Eu vigio a minha permanência na terra,
leito eficaz para cada um engrandecer
diariamente. Não posso portanto permitir
que alguém, de quem não considera este clarão
diáfano necessário à compreensão,
queira incutir no espírito humano
a ideia de uma essencialidade colectiva
desenraizada daquele fundo com que cada um
se torna essencialmente em ocasiões únicas
o ordenador de rosas registadas por sinais.
Fiama Hasse Pais Brandão
O mar é sempre aquele esplendor, misto de beleza, domínio sobre a areia que move a seu bel-prazer, sobre as rochas onde se quebra e revolta e vai e retorna e não desiste no seu bailar de força e submissão. Em dias de vento, longe, longe, encaracola e desliza em cabeleiras de espuma, corre, corre até à areia que o espera para os abraços e requebros qual dança de salão, abrindo as saias em rodopios, em sons e suspiros de compasso nunca esgotado.
O mar atrai e mete medo a um só tempo. Deve ser atávico o chamamento da água, quem sabe a ancestralidade da nossa vocação marítima, nem só os descobrimentos, antes, muito antes Ulisses, antes muito antes os Fenícios, antes muito antes e sempre e sempre o líquido amniótico.
«Eu vigio a minha permanência na terra,
leito eficaz para cada um engrandecer
diariamente.»
Olhar só por olhar, o mar engrandece e enobrece tudo. A alma, o espírito, os sentidos, até os ócios, as vontades, as mágoas, as saudades. É um leito macio que embala só de olhar as ondas. O tempo passa e o mar permanece porque é eterno o seu marulhar escutado no búzio malhado, é eterna a volúpia a afagar os corpos, será eterno o prazer de velejar, de cavalgar a onda, de desvendar as profundezas, tão só de mergulhar e conhecer segredos guardados pelos séculos.
É um tálamo fecundo para quem é temerário.
«Não posso portanto permitir
que alguém, de quem não considera este clarão
diáfano necessário à compreensão,
queira incutir no espírito humano
a ideia de uma essencialidade colectiva
desenraizada daquele fundo com que cada um
se torna essencialmente em ocasiões únicas
o ordenador de rosas registadas por sinais.»

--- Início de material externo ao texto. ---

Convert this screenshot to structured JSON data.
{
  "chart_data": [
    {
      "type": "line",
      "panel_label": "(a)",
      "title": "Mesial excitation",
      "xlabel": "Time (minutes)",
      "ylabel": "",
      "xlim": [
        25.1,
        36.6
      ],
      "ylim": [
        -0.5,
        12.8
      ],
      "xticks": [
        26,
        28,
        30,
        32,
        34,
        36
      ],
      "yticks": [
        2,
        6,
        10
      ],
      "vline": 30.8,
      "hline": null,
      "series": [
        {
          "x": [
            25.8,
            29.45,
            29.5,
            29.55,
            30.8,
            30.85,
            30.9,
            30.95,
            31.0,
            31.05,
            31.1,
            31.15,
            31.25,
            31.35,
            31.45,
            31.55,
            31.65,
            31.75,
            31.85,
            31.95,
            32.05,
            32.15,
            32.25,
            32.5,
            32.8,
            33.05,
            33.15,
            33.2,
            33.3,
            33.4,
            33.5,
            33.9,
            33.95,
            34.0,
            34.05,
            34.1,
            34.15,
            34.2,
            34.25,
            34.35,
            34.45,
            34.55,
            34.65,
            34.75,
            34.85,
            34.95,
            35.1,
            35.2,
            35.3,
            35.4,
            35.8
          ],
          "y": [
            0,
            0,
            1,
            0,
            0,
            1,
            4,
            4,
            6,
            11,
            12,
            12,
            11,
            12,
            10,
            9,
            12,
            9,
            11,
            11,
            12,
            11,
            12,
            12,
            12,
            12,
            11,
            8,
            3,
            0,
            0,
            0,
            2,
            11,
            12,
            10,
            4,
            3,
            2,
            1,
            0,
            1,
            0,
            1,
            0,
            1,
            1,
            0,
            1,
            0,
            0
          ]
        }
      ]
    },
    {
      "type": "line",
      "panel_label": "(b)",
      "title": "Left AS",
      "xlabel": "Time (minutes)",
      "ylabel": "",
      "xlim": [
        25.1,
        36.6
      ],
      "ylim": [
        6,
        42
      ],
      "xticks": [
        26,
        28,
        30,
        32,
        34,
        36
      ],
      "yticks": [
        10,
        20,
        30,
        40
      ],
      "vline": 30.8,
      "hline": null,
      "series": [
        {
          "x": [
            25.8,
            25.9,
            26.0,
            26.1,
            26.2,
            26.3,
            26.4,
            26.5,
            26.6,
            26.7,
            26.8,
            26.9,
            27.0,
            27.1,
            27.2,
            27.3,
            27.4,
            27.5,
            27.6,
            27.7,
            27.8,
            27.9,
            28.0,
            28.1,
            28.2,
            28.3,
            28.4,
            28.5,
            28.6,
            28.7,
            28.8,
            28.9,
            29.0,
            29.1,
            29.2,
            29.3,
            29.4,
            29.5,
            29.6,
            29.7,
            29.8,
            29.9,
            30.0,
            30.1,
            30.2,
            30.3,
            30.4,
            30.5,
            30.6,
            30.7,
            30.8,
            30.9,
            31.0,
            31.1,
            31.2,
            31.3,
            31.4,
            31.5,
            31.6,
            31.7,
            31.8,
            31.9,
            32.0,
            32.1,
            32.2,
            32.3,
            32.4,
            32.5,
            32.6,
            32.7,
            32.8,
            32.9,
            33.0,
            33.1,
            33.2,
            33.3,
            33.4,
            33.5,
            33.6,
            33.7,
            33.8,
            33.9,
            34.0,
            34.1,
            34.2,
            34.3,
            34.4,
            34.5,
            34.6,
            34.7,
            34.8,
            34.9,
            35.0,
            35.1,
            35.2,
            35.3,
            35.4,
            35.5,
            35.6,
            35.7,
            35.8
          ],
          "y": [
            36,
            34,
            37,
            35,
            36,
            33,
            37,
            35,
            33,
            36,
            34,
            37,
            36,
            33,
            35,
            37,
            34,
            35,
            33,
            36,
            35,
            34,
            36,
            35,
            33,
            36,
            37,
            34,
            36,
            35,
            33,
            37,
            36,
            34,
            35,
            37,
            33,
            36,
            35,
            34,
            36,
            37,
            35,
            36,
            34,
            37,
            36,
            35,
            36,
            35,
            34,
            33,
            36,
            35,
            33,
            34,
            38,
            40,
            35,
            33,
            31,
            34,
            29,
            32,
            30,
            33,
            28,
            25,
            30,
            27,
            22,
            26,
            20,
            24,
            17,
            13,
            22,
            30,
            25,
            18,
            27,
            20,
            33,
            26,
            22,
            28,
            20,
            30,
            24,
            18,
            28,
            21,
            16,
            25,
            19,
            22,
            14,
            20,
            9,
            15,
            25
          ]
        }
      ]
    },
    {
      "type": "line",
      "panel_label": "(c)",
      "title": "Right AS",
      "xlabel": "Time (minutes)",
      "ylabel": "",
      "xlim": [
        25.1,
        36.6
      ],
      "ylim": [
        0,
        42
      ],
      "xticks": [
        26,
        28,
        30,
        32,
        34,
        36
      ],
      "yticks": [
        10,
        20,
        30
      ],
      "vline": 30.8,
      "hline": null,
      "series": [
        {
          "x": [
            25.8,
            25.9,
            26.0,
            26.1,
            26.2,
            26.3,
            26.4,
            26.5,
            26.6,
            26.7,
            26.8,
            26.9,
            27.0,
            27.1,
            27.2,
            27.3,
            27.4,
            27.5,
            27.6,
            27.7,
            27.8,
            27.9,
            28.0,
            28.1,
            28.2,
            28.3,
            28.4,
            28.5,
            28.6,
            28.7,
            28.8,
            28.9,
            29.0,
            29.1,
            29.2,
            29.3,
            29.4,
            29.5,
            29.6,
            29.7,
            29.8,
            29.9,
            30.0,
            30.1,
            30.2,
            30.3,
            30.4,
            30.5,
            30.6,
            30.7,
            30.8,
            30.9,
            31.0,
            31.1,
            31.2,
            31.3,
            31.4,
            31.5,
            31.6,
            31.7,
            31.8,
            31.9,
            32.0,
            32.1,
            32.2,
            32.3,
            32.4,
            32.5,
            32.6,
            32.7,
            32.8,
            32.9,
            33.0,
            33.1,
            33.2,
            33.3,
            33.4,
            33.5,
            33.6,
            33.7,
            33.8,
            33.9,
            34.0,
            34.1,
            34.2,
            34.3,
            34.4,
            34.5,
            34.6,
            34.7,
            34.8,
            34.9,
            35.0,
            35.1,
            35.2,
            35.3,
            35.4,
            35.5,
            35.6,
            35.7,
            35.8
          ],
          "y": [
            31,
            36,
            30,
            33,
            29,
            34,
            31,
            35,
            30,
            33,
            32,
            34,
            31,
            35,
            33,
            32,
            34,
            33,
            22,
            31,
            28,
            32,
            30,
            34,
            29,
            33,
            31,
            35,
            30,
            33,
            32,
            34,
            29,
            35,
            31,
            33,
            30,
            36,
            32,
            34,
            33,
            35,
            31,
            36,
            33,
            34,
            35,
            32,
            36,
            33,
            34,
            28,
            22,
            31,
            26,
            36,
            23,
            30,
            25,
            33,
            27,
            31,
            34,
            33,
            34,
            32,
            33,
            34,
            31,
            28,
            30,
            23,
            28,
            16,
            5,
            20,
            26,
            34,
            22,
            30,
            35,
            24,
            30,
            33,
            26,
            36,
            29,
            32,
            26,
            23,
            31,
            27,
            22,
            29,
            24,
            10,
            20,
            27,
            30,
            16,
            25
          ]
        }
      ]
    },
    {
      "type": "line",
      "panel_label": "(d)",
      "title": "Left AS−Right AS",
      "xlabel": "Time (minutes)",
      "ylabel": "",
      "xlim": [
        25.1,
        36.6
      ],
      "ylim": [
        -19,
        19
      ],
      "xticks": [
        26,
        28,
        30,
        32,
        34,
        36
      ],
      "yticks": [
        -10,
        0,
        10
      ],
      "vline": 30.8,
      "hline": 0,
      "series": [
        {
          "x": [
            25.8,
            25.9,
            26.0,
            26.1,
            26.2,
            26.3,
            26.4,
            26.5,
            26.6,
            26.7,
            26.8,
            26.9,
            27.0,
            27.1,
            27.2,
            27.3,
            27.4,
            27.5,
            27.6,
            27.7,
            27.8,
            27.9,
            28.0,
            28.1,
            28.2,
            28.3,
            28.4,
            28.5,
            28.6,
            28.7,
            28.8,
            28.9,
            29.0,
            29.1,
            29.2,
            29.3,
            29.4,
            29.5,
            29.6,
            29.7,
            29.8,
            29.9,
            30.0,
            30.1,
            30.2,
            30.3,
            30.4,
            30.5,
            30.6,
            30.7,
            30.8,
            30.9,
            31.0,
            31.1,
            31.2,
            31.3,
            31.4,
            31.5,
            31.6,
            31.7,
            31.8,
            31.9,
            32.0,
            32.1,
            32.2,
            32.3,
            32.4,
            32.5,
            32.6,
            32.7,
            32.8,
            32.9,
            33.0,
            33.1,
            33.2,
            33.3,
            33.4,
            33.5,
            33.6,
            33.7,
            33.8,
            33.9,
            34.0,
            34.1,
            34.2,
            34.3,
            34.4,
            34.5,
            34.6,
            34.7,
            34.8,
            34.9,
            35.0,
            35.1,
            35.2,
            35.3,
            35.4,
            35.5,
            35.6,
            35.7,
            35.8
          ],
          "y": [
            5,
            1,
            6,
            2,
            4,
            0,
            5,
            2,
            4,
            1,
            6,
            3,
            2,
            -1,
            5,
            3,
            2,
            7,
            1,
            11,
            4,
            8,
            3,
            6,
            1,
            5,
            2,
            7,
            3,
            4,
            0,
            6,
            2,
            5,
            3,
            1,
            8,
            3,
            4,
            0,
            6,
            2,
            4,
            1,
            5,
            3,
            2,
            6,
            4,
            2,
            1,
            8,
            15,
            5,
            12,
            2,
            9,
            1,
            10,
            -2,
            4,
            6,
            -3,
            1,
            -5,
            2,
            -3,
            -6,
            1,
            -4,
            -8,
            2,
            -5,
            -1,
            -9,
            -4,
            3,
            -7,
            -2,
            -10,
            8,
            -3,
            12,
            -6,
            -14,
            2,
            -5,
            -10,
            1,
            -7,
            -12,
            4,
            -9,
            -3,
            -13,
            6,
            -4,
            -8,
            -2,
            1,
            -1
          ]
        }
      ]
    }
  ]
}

Nem todos sabem ler os clarões que diviso diáfanos, quem sabe os vejam velados, toldados pela razão dos dias, sem a razão dos séculos entretanto guardada nos fundos da memória. Espanto-me frequentemente com o caminhar do sol, com a volta da lua, com o céu carregado, que num repente se rasga em luz, destapa em água e sorri num – quantas vezes dois! – arco-íris.
Nem sempre soube ler os sinais; continuo a procurar a mestria.
Sei que eles ocorrem no tempo certo.
Como as rosas sempre florescem.
2 comentários:
Mesmo que não saibamos ler os sinais eles ocorrem... e os sinais creio não se aprendem a ler leem-se simplesmente ou não... mas tudo muda... nada é imutável, um dia não sabemos ler os sinais no outro eles são-nos claros.
Tu sabes ler e sabes deixar sinais, sabes deixa-los espalhados pela tua escrita e eu adoro apanhá-los com os olhos da alma.
Um abraço.
Isabel
os sinais estão sempre presentes...é tudo uma questão de maior ou de menor atenção, de onde resultam sempre consequências que nos irão afectar no decurso da nossa vida.